Menurutnya, hal ini penting untuk menghindari kejadian serupa pada pemilihan pansel KPK 2019 yang menghasilkan pimpinan KPK yang kurang kredibel dan tidak berintegritas.
Menurutnya pansel KPK harus terdiri dari orang-orang yang berintegritas, jujur, independen dan tidak berafiliasi dengan kelompok politik tertentu, eksekutif, legislatif dan yudikatif.
“Jangan sampai terulang pemilihan pansel seperti di masa lalu yang menghasilkan pimpinan KPK yang cacat moral, merusak marwah KPK dan pemberantasan korupsi. Minta Jokowi berhati-hati memilih pansel, lebih selektif,” kata Samad kepada VOA, Senin (20/5/2024).
Dalam seleksi terdahulu, panitia seleksi menghasilkan pimpinan yang tidak berintegritas, katanya.
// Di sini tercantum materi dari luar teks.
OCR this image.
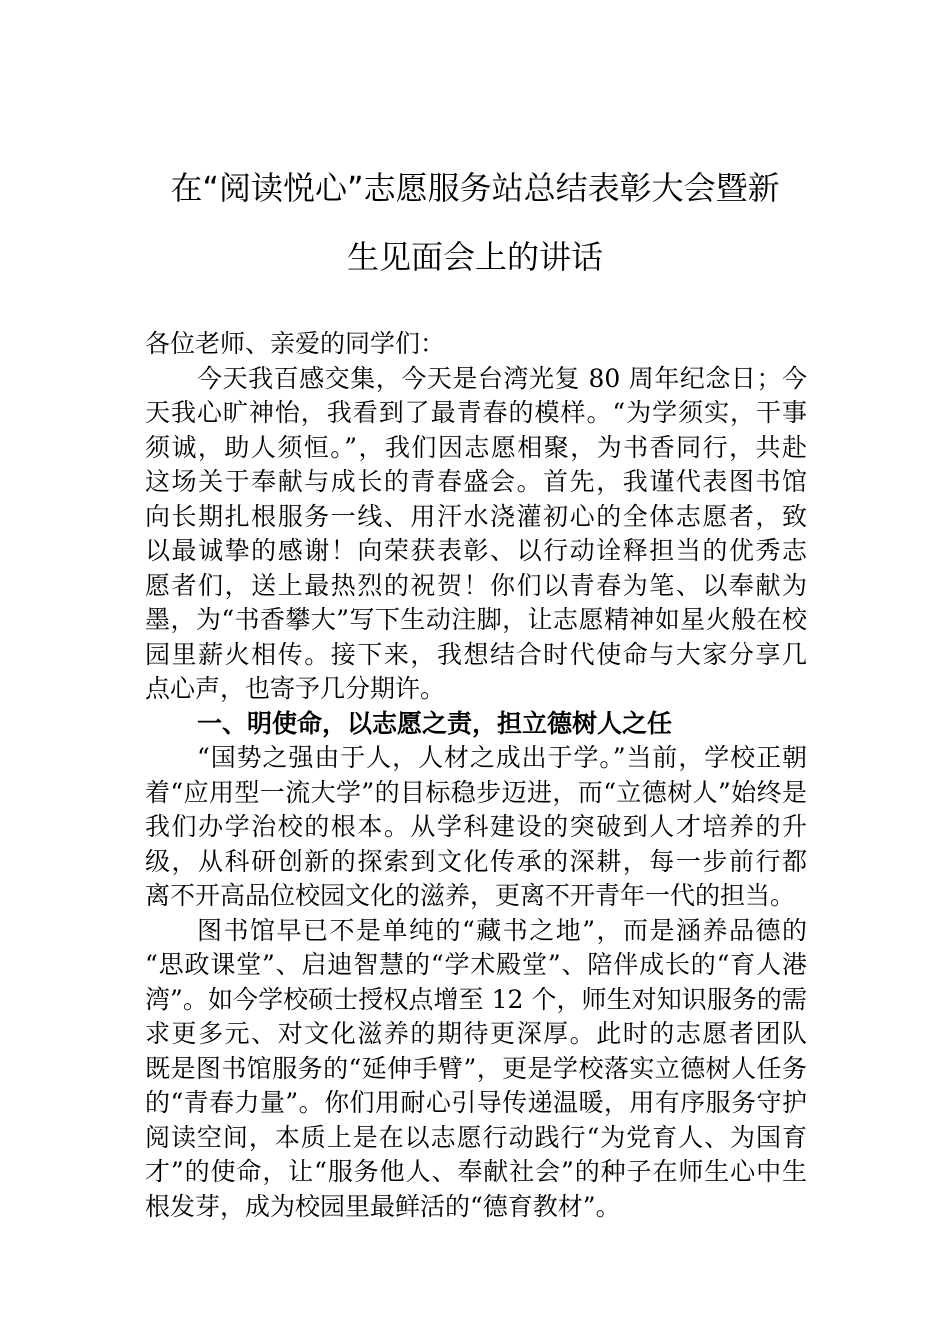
在“阅读悦心”志愿服务站总结表彰大会暨新
生见面会上的讲话
各位老师、亲爱的同学们：
今天我百感交集，今天是台湾光复 80 周年纪念日；今
天我心旷神怡，我看到了最青春的模样。“为学须实，干事
须诚，助人须恒。”，我们因志愿相聚，为书香同行，共赴
这场关于奉献与成长的青春盛会。首先，我谨代表图书馆
向长期扎根服务一线、用汗水浇灌初心的全体志愿者，致
以最诚挚的感谢！向荣获表彰、以行动诠释担当的优秀志
愿者们，送上最热烈的祝贺！你们以青春为笔、以奉献为
墨，为“书香攀大”写下生动注脚，让志愿精神如星火般在校
园里薪火相传。接下来，我想结合时代使命与大家分享几
点心声，也寄予几分期许。
一、明使命，以志愿之责，担立德树人之任
“国势之强由于人，人材之成出于学。”当前，学校正朝
着“应用型一流大学”的目标稳步迈进，而“立德树人”始终是
我们办学治校的根本。从学科建设的突破到人才培养的升
级，从科研创新的探索到文化传承的深耕，每一步前行都
离不开高品位校园文化的滋养，更离不开青年一代的担当。
图书馆早已不是单纯的“藏书之地”，而是涵养品德的
“思政课堂”、启迪智慧的“学术殿堂”、陪伴成长的“育人港
湾”。如今学校硕士授权点增至 12 个，师生对知识服务的需
求更多元、对文化滋养的期待更深厚。此时的志愿者团队
既是图书馆服务的“延伸手臂”，更是学校落实立德树人任务
的“青春力量”。你们用耐心引导传递温暖，用有序服务守护
阅读空间，本质上是在以志愿行动践行“为党育人、为国育
才”的使命，让“服务他人、奉献社会”的种子在师生心中生
根发芽，成为校园里最鲜活的“德育教材”。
Tiga dari lima pemimpin KPK terpilih terseret pelanggaran kode etik, yaitu Firli Bahuri, Lili Pintauli Siregar, dan Nurul Ghufron.
Lili bahkan mengundurkan diri sebelum Dewan Pengawas KPK membacakan vonis atas pelanggaran etiknya. Adapun Firli direkomendasikan dipecat karena terseret kasus korupsi. Sedangkan Ghufron tengah menjalani pelanggaran etik di Dewan Pengawas.
Abraham Samad menyatakan bahwa performa komisi antirasuah saat ini sangat buruk. Selain adanya sejumlah pimpinan KPK yang bermasalah, juga terdapat sejumlah pegawai KPK yang terlibat dalam kasus suap. Hal ini sangat mengkhawatirkan. Oleh karena itu, tambahnya, penting untuk menyelamatkan KPK dengan memilih panitia seleksi yang baik dan merevisi kembali Undang-Undang KPK.
Mantan pemimpin KPK menaruh perhatian serius pada kasus tersebut, bahkan beberapa dari mereka secara bersama-sama mengajukan kriteria untuk panitia seleksi calon pimpinan KPK periode 2024-2029 kepada Presiden Jokowi melalui sepucuk surat.